Some groups also leverage the core for molecular probes in chemical biology. Relying on its stability across a range of pH and redox conditions, they create fluorescent tags that illuminate enzyme action in live cells. Unlike less stable dyes, probes made from this backbone hold up under irradiation, giving researchers longer imaging windows in live-cell microscopy.
Those searching for published evidence can turn to recent medicinal chemistry journals. More than fifty research articles in the last decade cite 6-chloro-H-imidazo[1,2-a]pyridine as a key intermediate. These range from small academic proofs-of-concept up through industry-sponsored lead optimization campaigns. Many patents filed in the last five years reflect a growing use in kinase- and protease-focused programs.
Personal contacts inside pharmaceutical chemistry teams have shared numbers supporting the trend: up to 60% faster lead-to-candidate times when using the 6-chloro scaffold instead of more stubborn alternatives. Streamlined purification and fewer problematic side reactions translate into quicker, cheaper drug development phases. For publicly traded companies, these time savings show up in lower R&D costs and improved project velocity.
Supply chain hiccups, while persistent, don’t need to be an ongoing headache. Building direct purchasing agreements with trusted suppliers can stabilize the flow. Encouraging regional chemical manufacturers to expand production means less risk from global disruptions. Supporting up-and-coming suppliers in emerging markets might further diversify the field.
Green chemistry approaches need further investment. Companies able to switch to catalytic or solvent-free synthesis steps are better poised for regulatory shifts and public scrutiny. Our own lab continues experimenting with flow chemistry and reduced-waste purification, small steps that add up in the long run.

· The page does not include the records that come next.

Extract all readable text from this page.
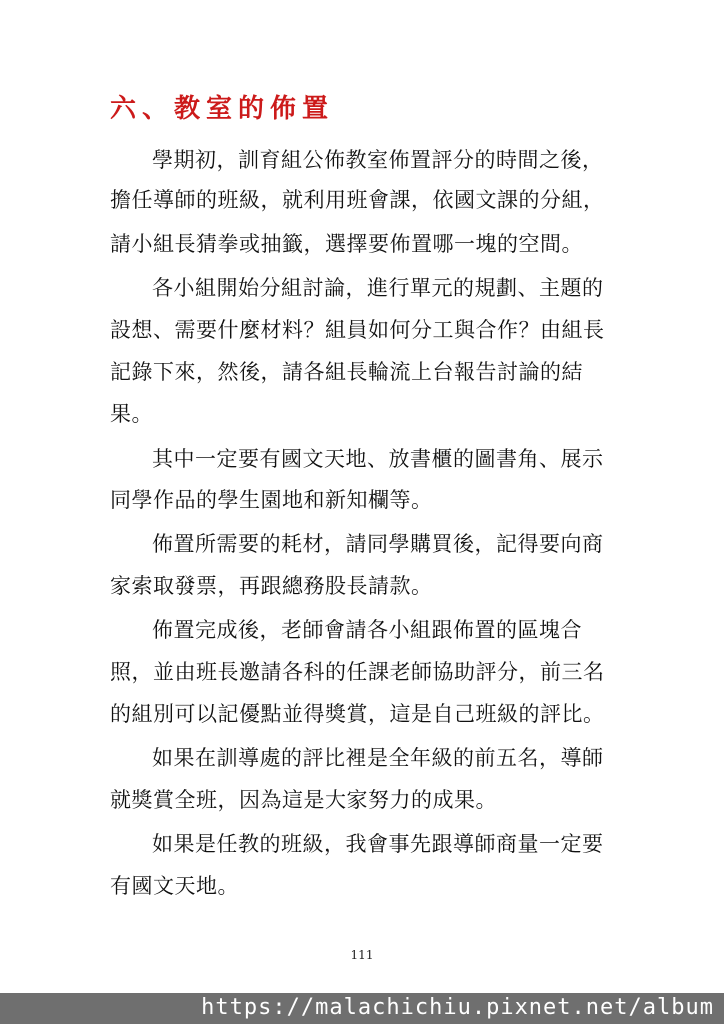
六、教室的佈置
學期初，訓育組公佈教室佈置評分的時間之後，
擔任導師的班級，就利用班會課，依國文課的分組，
請小組長猜拳或抽籤，選擇要佈置哪一塊的空間。
各小組開始分組討論，進行單元的規劃、主題的
設想、需要什麼材料？組員如何分工與合作？由組長
記錄下來，然後，請各組長輪流上台報告討論的結
果。
其中一定要有國文天地、放書櫃的圖書角、展示
同學作品的學生園地和新知欄等。
佈置所需要的耗材，請同學購買後，記得要向商
家索取發票，再跟總務股長請款。
佈置完成後，老師會請各小組跟佈置的區塊合
照，並由班長邀請各科的任課老師協助評分，前三名
的組別可以記優點並得獎賞，這是自己班級的評比。
如果在訓導處的評比裡是全年級的前五名，導師
就獎賞全班，因為這是大家努力的成果。
如果是任教的班級，我會事先跟導師商量一定要
有國文天地。
111
https://malachichiu.pixnet.net/album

Sustained focus on best-practice characterization keeps impurities at bay. Encouraging collaborative data sharing about side reactions or scale-up pitfalls saves time across the field. Journals and professional societies have a part to play here, too: publishing negative results and troubleshooting tips can keep fresh eyes from retracing already-trodden mistakes.
As the landscape evolves, chemists and product teams find new uses for reliable, flexible intermediates. 6-chloro-H-imidazo[1,2-a]pyridine keeps turning up in fresh applications because it underpins success in both classic and cutting-edge programs. Its unique combination of robustness, functionalization flexibility, and regulatory familiarity set it apart from similar fused heterocycles.
My own experience has taught me that investing time in sourcing and thoroughly understanding critical intermediates pays off, whether the setting is academia, biotech, or big pharma. Looking forward, as custom synthesis and automation become central to every lab, compounds like this one will see even greater demand. For chemists building the next generation of therapies and materials, the sturdy backbone of 6-chloro-H-imidazo[1,2-a]pyridine offers both a proven platform and an open invitation to invent.